Assessment of atmospheric air quality is an important task in matters of sustainable environmental development and in assessing public health risks. Accurate modeling of pollutant concentrations requires reliable initial data and consideration of multiple factors, including anthropogenic emission sources, meteorological conditions, and land-use aspects.

This study focuses on the adjustment of anthropogenic emissions as a method to improve modeling accuracy. Emission adjustments involve adapting the chemical transport model to the variability of emissions, which may depend on the time of day, season, and specifics of human activity. The data from field observations at the territory of the High-altitude Scientific Station of the Obukhov Institute of Atmospheric Physics of the Russian Academy of Sciences (VNS IFA RAS), Kislovodsk, were used as indicators of the real level of pollution. Data on anthropogenic emission volumes are obtained from the international EMEP inventory and have a spatial resolution of 0.1×0.1º (www.emep.int). Emission fields with higher resolution are calculated by distributing emissions within each model grid cell, considering land-use type and population density. Accounting for local features across different time scales—from daily to monthly and seasonal variations—is performed using archival data from regional monitoring.

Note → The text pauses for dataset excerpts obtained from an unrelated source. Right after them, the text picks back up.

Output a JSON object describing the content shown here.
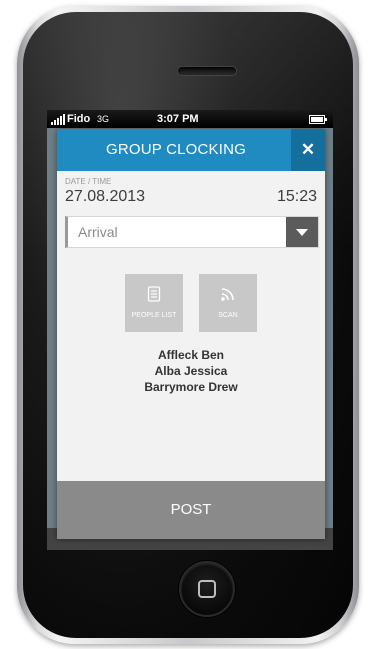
{
  "status_bar": {
    "carrier": "Fido",
    "network": "3G",
    "time": "3:07 PM",
    "signal_icon": "signal-bars-icon",
    "battery_icon": "battery-icon"
  },
  "modal": {
    "title": "GROUP CLOCKING",
    "close_label": "✕",
    "header_color": "#1f8bc0",
    "date_label": "DATE / TIME",
    "date": "27.08.2013",
    "time": "15:23",
    "type_select": {
      "value": "Arrival",
      "arrow_icon": "chevron-down-icon"
    },
    "tiles": [
      {
        "label": "PEOPLE LIST",
        "icon": "document-list-icon"
      },
      {
        "label": "SCAN",
        "icon": "wireless-scan-icon"
      }
    ],
    "people": [
      "Affleck Ben",
      "Alba Jessica",
      "Barrymore Drew"
    ],
    "post_label": "POST"
  }
}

The chemical transport model Chimere (version 2023r3) is used as the tool for calculating pollutant concentrations. The calculated domain is 50x50 nodes in 1 km increments. The accuracy of the modeling is assessed by verifying the calculated concentrations of pollutants (ozone and carbon monoxide) against real instrumental observation data. This verification helps evaluate how well the model reflects real-world conditions and identifies potential discrepancies.

The results obtained showed a significant reduction in the reproduction errors of both the daily course of concentrations and the overall average over the period, which underlines the importance of correcting the initial emission fields.